Spacing for Gardens and Bouquets

  • In regular garden settings, space globe amaranth plants 12 to 18 inches apart. The plants grow up to 2 feet tall and 1 to 1 1/2 feet wide, with some cultivars more compact. Left in the garden to dry and shatter, globe amaranth blossoms self-seed non-aggressively. Spring may find unexpected additions popping up nearby. Seeds don't replicate their parent plant, so seedlings may vary in color and characteristics. Weed them out, relocate them or let them grow where they lie. If growing globe amaranth for dried or fresh-cut flowers, space the plants 6 to 8 inches apart instead. Erect, cut-worthy stems grow taller in response.

Watering and Fertilizer Needs

  • Globe amaranth flourishes with consistent moisture, but it shines in drier soil. Once established, it tolerates intense heat and drought. Water globe amaranth deeply and thoroughly when you water, and then allow the soil to dry well before watering again. If in doubt, test the soil with your finger about 3 to 4 inches deep. If dry, it's time to water. Globe amaranth does well in poor, lean soils. No fertilizer is needed, but a 1- to 2-inch layer of organic compost adds slow-release nourishment. Work it into the soil before annual plantings, or apply it around seedlings and established plants.

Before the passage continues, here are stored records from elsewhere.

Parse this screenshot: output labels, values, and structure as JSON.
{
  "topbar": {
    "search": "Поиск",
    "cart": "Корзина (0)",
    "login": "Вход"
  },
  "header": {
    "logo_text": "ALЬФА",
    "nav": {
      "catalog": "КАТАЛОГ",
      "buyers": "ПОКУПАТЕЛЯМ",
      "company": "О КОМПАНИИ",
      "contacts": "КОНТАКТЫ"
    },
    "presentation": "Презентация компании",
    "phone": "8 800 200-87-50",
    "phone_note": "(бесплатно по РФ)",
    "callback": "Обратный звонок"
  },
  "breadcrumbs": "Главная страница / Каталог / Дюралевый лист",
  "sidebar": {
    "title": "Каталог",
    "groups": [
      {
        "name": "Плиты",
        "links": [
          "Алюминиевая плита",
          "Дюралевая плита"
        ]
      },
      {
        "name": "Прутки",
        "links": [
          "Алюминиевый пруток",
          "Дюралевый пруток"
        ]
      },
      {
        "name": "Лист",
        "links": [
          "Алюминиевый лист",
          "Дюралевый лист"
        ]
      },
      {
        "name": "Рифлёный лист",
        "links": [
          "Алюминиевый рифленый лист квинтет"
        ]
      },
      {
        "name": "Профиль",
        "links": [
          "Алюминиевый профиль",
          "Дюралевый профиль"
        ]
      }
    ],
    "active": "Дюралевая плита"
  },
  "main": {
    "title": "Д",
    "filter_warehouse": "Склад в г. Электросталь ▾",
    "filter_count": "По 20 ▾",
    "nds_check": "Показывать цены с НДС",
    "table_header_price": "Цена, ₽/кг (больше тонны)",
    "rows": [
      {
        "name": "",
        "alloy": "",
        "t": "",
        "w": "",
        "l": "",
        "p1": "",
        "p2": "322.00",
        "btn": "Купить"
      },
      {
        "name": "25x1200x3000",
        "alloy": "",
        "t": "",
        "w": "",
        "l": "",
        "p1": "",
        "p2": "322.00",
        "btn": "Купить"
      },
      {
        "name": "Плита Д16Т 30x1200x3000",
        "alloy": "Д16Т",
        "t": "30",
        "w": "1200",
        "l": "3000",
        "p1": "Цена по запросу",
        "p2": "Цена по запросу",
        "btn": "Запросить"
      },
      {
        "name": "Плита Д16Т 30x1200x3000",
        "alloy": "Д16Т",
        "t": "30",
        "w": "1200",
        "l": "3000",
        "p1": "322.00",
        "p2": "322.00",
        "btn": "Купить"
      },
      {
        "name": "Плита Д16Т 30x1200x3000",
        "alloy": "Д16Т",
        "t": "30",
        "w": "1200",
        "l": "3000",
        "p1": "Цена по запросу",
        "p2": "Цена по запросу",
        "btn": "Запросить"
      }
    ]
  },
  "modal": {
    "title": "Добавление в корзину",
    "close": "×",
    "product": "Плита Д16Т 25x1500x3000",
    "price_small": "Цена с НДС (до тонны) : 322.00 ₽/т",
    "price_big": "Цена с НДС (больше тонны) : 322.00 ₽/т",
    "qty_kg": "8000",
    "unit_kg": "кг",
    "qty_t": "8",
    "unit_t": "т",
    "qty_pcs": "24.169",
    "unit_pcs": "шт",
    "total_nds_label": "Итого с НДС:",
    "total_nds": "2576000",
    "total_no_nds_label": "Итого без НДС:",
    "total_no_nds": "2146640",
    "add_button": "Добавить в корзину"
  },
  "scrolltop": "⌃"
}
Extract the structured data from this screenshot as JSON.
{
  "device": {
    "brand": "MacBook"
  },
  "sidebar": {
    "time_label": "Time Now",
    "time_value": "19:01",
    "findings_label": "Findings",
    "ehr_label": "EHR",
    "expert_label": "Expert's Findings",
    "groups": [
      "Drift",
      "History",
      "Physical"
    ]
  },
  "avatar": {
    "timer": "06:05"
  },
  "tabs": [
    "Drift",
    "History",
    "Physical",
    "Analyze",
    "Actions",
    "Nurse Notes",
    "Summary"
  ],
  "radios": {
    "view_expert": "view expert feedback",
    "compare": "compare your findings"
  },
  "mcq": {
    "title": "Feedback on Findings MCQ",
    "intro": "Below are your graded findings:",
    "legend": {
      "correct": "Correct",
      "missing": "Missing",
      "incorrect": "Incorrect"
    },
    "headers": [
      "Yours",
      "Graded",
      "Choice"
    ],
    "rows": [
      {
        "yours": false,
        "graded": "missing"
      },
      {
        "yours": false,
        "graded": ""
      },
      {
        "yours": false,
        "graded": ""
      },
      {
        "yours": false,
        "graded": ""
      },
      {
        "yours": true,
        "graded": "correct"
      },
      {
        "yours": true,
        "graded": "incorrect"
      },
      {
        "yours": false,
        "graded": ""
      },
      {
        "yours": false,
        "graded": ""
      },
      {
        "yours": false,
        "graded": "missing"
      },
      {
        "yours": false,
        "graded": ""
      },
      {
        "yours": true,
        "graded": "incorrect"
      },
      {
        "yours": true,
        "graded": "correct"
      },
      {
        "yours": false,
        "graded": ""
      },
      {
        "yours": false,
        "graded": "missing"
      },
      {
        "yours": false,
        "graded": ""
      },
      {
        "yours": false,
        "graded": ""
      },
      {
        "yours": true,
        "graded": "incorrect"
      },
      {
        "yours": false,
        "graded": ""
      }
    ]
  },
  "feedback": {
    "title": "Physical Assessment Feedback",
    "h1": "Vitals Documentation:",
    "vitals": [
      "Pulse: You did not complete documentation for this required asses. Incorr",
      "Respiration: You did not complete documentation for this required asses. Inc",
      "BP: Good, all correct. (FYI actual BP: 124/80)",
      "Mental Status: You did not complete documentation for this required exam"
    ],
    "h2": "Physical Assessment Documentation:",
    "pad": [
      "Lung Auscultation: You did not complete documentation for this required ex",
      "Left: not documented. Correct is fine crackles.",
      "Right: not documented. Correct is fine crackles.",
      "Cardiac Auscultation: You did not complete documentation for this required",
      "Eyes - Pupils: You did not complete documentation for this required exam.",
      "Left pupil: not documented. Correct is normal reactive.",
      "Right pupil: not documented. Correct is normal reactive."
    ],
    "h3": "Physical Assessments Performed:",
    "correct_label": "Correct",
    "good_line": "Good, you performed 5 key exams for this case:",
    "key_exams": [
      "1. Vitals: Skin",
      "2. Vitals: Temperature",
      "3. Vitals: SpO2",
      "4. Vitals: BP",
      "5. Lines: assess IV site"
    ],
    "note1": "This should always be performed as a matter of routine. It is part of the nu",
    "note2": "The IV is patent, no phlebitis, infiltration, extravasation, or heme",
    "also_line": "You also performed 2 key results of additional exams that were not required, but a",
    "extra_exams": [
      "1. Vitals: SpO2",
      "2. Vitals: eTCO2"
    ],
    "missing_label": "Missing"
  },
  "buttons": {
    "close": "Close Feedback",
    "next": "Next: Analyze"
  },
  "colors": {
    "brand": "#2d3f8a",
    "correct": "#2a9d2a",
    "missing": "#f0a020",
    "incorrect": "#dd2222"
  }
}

Pinching, Pruning and Everlastings

  • Sacrifice the year's first globe amaranth blossoms for denser, bushier plants and more blooms; pinch the buds between your forefinger and thumb. Globe amaranth doesn't require deadheading during the season. The colorful, globe-shaped heads aren't actually flowers. Their stiff folds hold miniature white or yellow blooms. The vibrant, paperlike bracts around the tiny blossoms dry and retain their color so well, globe amaranth earns the title "everlasting." For enduring color, harvest globe amaranth stems right after the bracts fully open. Hang cut stems upside down in a cool, well-ventilated space to dry. Then enjoy globe amaranth long after the growing season ends.